Demenzen wie die Alzheimer-Erkrankung sind bisher nicht heilbar. Gut zwei Drittel aller Fälle treten bei Frauen auf, was zum Teil an der höheren Lebenserwartung gegenüber Männern liegt. «Aber es gibt immer mehr Hinweise darauf, dass Lebensstilinterventionen im Alter die geistige Leistungsfähigkeit verbessern können», sagt Studienleiterin Prof. Dr. Steffi G. Riedel-Heller und ergänzt: «Bisher wissen wir allerdings wenig darüber, ob Männer und Frauen im gleichen Masse profitieren». Unter Lebensstilinterventionen werden nicht-medikamentöse Veränderungen verstanden, etwa eine Steigerung der körperlichen, geistigen oder sozialen Aktivität oder eine Verbesserung der Ernährung. Eine aktuelle Studie des Instituts für Sozialmedizin, Arbeitsmedizin und Public Health (ISAP) der Universität Leipzig hat nun die Effektivität derartiger Lebensstilinterventionen für die geistige Leistungsfähigkeit von älteren Männern und Frauen untersucht.
Systematischer Review
Insgesamt wurden 34 internationale randomisiert-kontrollierte Studien, die entsprechende Lebensstilnterventionen bei Personen ab 60 Jahren testeten, systematisch zusammengefasst und bewertet. Anschliessend ermittelten die Wissenschaftler die quantitativen Effekte von Lebensstilinterventionen auf verschiedene kognitive Funktionen. Die Studien wiesen ältere Männer und Frauen jeweils nach dem Zufallsprinzip einer Interventionsgruppe zu, das heisst der Teilnahme an einer Lebensstilintervention oder einer Kontrollgruppe, und verglichen die geistige Leistungsfähigkeit beider Gruppen zu Studienende.

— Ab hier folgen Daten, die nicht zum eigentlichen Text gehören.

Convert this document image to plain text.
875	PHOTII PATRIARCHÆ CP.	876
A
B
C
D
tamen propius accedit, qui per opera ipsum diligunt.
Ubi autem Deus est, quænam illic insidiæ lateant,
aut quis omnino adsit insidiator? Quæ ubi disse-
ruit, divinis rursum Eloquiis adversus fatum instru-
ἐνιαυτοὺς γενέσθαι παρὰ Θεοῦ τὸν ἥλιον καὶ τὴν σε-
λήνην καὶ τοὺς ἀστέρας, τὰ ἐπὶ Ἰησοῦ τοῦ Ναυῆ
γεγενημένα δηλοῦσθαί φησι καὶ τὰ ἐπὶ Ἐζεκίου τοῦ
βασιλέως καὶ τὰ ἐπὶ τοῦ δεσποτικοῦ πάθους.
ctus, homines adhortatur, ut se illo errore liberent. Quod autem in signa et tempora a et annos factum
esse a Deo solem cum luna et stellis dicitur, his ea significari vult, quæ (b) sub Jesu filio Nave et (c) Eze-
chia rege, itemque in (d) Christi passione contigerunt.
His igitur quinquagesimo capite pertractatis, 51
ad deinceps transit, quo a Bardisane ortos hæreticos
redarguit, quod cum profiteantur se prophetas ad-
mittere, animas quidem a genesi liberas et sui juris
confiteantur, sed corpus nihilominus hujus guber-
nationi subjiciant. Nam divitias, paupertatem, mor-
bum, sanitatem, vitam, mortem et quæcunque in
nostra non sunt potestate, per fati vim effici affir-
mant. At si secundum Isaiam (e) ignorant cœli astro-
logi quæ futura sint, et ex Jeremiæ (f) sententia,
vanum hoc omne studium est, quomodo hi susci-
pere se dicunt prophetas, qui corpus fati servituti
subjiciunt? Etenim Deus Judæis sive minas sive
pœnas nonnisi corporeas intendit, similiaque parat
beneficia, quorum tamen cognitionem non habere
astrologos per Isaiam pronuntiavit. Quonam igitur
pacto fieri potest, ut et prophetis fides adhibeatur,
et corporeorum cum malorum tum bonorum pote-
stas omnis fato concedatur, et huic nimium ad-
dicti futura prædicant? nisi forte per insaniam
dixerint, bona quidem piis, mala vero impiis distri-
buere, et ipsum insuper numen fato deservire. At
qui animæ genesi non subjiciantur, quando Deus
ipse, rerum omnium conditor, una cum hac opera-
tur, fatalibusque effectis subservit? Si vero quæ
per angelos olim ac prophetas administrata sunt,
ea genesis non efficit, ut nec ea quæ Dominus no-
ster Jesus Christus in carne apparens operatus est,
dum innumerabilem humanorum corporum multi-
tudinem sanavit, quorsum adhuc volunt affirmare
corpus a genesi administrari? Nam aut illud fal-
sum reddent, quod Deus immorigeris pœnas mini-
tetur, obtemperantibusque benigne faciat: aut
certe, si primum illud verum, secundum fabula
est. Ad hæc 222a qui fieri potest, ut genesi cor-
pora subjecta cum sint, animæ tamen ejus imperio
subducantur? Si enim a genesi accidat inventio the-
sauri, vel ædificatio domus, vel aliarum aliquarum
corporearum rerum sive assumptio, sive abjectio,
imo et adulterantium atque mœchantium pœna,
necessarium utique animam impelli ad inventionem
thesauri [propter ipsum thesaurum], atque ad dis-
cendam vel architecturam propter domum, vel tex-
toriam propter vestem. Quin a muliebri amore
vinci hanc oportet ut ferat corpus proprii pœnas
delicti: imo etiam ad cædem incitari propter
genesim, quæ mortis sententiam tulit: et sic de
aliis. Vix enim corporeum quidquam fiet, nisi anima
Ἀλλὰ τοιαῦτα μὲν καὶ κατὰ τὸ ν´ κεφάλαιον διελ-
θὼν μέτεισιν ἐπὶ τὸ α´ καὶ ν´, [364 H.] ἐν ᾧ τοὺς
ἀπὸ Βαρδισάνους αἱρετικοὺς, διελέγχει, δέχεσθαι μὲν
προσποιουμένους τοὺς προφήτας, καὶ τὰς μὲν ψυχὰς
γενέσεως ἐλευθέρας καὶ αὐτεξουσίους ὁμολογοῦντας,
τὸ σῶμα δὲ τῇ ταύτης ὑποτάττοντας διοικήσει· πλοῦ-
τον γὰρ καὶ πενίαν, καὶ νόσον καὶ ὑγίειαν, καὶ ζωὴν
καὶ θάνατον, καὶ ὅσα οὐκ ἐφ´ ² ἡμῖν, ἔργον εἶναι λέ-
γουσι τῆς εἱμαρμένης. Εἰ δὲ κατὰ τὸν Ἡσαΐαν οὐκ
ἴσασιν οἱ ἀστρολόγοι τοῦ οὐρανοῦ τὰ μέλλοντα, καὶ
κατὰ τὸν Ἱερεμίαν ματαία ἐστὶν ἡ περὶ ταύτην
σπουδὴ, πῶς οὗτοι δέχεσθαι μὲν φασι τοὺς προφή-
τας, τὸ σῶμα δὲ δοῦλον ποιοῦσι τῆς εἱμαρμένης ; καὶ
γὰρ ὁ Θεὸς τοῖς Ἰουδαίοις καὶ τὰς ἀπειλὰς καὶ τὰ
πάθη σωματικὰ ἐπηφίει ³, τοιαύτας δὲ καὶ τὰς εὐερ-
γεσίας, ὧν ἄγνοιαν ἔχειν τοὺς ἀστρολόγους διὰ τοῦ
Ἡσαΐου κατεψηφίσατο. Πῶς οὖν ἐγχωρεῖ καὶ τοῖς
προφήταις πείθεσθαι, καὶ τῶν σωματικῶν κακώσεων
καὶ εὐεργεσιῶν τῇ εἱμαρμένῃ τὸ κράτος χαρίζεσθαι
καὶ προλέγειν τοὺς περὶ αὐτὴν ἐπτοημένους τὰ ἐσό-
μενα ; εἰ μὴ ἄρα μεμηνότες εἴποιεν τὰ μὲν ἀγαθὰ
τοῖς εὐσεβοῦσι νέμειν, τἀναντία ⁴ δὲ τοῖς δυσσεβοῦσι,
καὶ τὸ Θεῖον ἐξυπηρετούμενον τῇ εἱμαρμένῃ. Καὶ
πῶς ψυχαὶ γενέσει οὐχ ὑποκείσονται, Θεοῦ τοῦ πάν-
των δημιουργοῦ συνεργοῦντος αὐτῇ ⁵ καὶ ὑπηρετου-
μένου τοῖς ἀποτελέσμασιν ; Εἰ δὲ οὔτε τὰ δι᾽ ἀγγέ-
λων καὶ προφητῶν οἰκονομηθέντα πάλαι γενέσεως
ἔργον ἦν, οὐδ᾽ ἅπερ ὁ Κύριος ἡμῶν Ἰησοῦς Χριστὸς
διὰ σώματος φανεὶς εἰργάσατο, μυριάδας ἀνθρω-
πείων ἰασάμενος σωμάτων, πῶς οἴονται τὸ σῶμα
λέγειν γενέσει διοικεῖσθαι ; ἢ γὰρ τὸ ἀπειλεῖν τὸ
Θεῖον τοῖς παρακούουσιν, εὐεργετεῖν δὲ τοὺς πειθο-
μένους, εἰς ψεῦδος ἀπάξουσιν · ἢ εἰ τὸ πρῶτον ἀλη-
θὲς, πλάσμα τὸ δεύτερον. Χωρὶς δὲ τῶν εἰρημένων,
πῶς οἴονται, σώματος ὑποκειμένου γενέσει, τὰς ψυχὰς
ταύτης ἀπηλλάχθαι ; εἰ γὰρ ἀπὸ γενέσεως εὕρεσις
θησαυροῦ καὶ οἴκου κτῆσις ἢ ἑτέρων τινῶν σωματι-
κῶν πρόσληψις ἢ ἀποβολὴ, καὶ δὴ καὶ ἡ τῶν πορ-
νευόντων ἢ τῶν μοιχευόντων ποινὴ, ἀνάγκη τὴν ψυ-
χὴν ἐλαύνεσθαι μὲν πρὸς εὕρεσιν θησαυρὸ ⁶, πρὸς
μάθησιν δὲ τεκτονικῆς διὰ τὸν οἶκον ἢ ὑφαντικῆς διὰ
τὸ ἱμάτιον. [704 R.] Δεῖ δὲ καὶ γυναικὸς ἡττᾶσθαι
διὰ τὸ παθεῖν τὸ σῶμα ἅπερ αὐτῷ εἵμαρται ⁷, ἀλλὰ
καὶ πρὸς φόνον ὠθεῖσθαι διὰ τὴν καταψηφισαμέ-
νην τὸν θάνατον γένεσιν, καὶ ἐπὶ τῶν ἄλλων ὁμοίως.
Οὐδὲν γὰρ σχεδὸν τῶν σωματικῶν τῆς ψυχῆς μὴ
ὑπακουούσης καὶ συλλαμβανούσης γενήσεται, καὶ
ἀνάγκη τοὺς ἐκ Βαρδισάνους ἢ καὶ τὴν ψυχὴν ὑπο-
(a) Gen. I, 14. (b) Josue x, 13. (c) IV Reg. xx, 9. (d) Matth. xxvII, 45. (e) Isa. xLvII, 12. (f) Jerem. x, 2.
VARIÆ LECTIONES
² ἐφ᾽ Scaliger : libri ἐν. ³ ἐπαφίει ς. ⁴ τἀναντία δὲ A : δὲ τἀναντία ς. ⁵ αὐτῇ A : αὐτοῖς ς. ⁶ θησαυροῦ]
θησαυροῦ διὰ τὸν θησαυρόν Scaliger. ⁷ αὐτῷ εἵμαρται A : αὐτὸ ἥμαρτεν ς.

Frauen profitieren stärker
Dabei fiel auf, dass Frauen in sämtlichen untersuchten geistigen Funktionen, wie etwa Gedächtnis oder Sprache, stärker profitierten als Männer. «Unsere Ergebnisse zeigen, dass Lebensstilinterventionen das Potenzial haben, die geistige Leistungsfähigkeit von älteren Personen zu erhalten oder zu verbessern», erklärt Dr. Andrea Zülke, Wissenschaftlerin am ISAP. Allerdings untersuchen bisherige Studien häufiger Frauen als Männer oder gemischtgeschlechtliche Stichproben, und konzentrieren sich dabei vor allem auf Personen mit intakter geistiger Leistungsfähigkeit. Bislang ist wenig über die Effektivität von Lebensstilinterventionen bei älteren Personen mit leichten kognitiven Einschränkungen bekannt.
Mehr Studien mit beiden Geschlechtern nötig
Die Geschlechterunterschiede, die in der aktuellen Studie an der Medizinischen Fakultät ermittelt worden sind, könnten auf unterschiedliche Risikoprofile von Männern und Frauen zurückgehen. So sind Männer im Alter körperlich aktiver als Frauen und haben, insbesondere in früheren Alterskohorten, häufig einen höheren Bildungsgrad als Frauen, was einen Schutzfaktor für Demenzen darstellt. «Damit wäre für Frauen, die älter als 60 Jahre sind, mehr Raum für Verbesserung durch eine Veränderung des Lebensstils, was erklären könnte, warum sie stärker profitieren als Männer», sagt Dr. Zülke.
Bisher existieren mehr Studien mit älteren Frauen als mit Männern und nur wenige grössere Forschungsprojekte berichten geschlechterspezifische Ergebnisse. «Wir brauchen mehr umfangreiche Studien, die beide Geschlechter einschliessen, um mögliche Unterschiede besser zu verstehen sowie die Bedürfnisse von älteren Männern und Frauen zu berücksichtigen», betont Prof. Riedel-Heller und fügt hinzu: «Mit
AgeWell.de, einer Interventionsstudie mit älteren Hausarztpatientinnen und -patienten, die unser Institut federführend durchgeführt hat, stehen bald weitere Ergebnisse zur Verfügung, die zeigen, was kombinierte Lebensstil-Interventionen gegen kognitiven Abbau bei älteren Männern und Frauen bewirken können. Die Ergebnisse werten wir aktuell aus und stellen sie dann der Öffentlichkeit vor.»